Signals were very strong any many said that I was the only station they had
heard that night.
-----Original Message-----
From: cq-contest-bounces@contesting.com
[mailto:cq-contest-bounces@contesting.com] On Behalf Of Bill Coleman
Sent: Tuesday, December 06, 2005 9:26 PM
To: Jacob W Tennant
Cc: cq-contest@contesting.com
Subject: Re: [CQ-Contest] What to expect from 10 meters???
On Dec 6, 2005, at 6:16 PM, Jacob W Tennant wrote:
> I am a novice contester and was wondering what to expect from this
> weekends
> ARRL 10 Meter contest?
During the sunspot low, which we are virtually in now, it's hard to
tell what to expect. 10m may barely open at all, or it could be
filled with activity.
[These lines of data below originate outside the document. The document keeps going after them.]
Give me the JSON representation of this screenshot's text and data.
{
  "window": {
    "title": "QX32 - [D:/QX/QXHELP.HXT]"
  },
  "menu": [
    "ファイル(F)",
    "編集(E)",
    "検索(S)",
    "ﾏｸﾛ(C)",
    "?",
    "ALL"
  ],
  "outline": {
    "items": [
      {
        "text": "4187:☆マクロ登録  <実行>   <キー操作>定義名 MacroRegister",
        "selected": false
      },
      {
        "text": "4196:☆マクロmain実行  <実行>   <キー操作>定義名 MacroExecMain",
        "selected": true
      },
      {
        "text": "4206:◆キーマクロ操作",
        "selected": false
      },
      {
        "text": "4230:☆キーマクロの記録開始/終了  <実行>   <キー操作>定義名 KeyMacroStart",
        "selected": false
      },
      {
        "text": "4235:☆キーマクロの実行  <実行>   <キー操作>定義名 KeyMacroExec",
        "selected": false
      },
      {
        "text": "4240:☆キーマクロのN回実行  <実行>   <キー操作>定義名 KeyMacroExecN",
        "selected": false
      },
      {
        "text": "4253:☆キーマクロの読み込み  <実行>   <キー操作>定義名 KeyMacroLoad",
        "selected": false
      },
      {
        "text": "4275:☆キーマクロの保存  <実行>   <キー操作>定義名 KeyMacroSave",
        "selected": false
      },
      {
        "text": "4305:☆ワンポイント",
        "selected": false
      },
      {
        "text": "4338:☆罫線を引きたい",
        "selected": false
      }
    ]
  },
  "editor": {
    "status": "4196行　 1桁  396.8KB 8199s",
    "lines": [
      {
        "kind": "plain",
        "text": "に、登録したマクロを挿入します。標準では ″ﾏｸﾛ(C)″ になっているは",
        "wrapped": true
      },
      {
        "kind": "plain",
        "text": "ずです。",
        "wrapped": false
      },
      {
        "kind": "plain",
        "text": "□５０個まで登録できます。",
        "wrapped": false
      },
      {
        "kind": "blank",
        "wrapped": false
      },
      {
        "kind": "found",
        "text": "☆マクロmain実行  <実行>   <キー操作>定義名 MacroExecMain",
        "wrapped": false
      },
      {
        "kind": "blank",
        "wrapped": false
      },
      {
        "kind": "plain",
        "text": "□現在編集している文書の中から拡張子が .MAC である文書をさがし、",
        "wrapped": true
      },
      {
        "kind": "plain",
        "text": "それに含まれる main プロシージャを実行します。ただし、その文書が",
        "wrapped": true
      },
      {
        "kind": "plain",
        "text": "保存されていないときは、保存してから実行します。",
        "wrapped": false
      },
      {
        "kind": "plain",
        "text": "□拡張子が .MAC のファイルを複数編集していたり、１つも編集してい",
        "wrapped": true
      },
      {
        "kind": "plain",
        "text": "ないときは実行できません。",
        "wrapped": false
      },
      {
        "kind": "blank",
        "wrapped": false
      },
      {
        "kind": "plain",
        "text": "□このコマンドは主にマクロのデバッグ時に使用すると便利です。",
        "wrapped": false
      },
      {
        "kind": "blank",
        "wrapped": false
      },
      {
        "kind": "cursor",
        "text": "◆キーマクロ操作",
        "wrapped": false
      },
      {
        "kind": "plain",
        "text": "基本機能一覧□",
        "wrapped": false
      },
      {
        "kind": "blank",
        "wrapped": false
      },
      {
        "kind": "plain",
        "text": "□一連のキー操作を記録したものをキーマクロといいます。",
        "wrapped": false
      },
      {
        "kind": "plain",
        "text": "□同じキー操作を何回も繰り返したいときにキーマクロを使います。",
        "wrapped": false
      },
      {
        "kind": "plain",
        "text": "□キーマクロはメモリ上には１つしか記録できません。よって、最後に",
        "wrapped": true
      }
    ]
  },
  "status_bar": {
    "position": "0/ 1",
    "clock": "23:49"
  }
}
Odd propagation modes may present themselves,
including Es.
In general, at this time, I would expect solid north-south
propagation during the day and early evening. There may be more of an
east-west opening if the sun cooperates. Look for this from sunrise
until a few hours after to the east, and similarly a few hours before
sunset to the west.
The hard part is the unexpected. Sometimes, an hour or two after
sunset, there may be weak propagation all over the states. Signals
may not be strong, but on a quiet band contacts are possible.
Bill Coleman, AA4LR, PP-ASEL Mail: aa4lr@arrl.net
Quote: "Not within a thousand years will man ever fly!"